My first visit was in 2016 during the winter with my American girlfriend, who had immigrated from Ukraine as a teen. This was long before it became Vogue to visit as an American. Then, a few years later, I made friends with the founder of the Fedoriv agency, Andriy, during the Cannes Lions conference in France. I started doing business in Kyiv with Fedoriv in 2018 because their agency delivered world-class advertising videos for my old business, The Crate Club at a fraction of the price I would have had to pay in New York.

I was sitting on the rooftop of the Bursa hotel in Kyiv, the summer before Putin invaded, when I brought up a potential conflict with Andriy, who at the time thought I was crazy. Until he called in January to ask if he should get his family out. I said, yes, and thankfully, he did.

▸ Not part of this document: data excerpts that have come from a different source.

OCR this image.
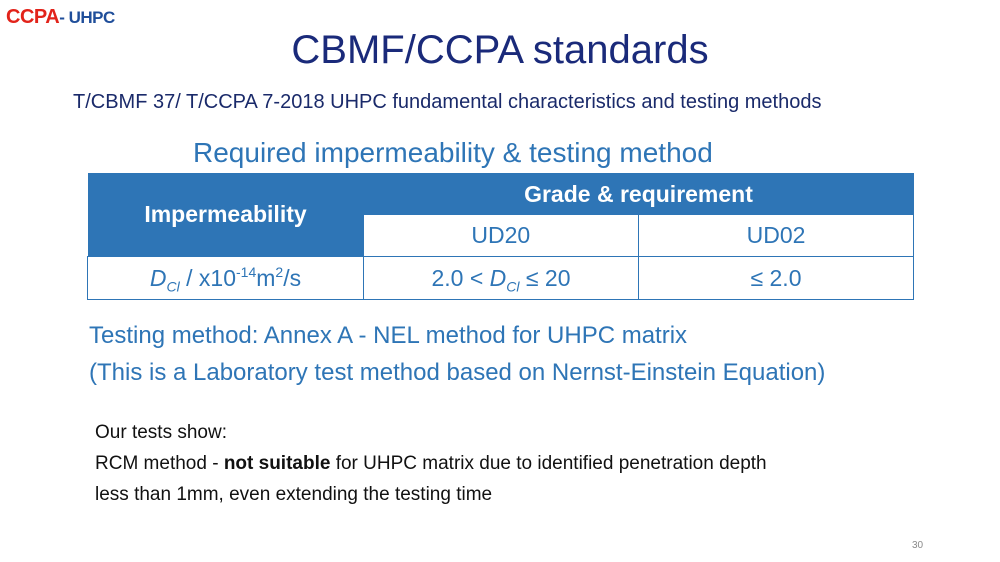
CCPA- UHPC
CBMF/CCPA standards
T/CBMF 37/ T/CCPA 7-2018 UHPC fundamental characteristics and testing methods
Required impermeability & testing method
Impermeability	Grade & requirement	
	UD20	UD02
$D_{Cl} / x10^{-14}m^2/s$	$2.0 < D_{Cl} \le 20$	≤ 2.0
Testing method: Annex A - NEL method for UHPC matrix
(This is a Laboratory test method based on Nernst-Einstein Equation)
Our tests show:
RCM method - not suitable for UHPC matrix due to identified penetration depth
less than 1mm, even extending the testing time
30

I love Ukraine, so this is hard for me to write, but the hard truth is that without Donald Trump’s blessing, Zelensky’s war effort, Ukraine’s effort, is nothing but a futile scream into the void.

Let’s be crystal clear—Zelensky didn’t cook up this disaster. Back in 2014, when Ukrainians booted their Putin-loving puppet Viktor Yanukovych out of office during the brutal Maidan Revolution, it was Uncle Sam—via the CIA and covert diplomatic tango—cheering loudest from behind the curtains. The Stars and Stripes had their fingerprints all over the uprising, whispering promises of freedom and democracy into Ukraine’s eager ears while quietly flipping off the Kremlin.

When it comes to Ukraine, American mainstream media outlets are serving up a half-cooked narrative seasoned generously with ignorance and garnished with a sprinkle of virtue-signaling. According to recent pearl-clutching headlines, Trump’s suggestion that negotiations with Putin might actually be a rational step forward equates to rewarding “Russian aggression.” They scream, they panic, and they play geopolitical Twister while entirely missing the game.

Here’s the deal: Ukraine and Russia have a twisted, complicated relationship that American journalists tend to ignore in their rush for easy villains and clear-cut heroes. Long before vodka shots became trendy in Brooklyn bars and Instagrammers started hashtagging Kyiv, Ukraine was Russian—period. We’re talking about centuries of intertwined history, messy cultural overlap, and political entanglements tighter than your Uncle Larry’s waistband after Thanksgiving dinner.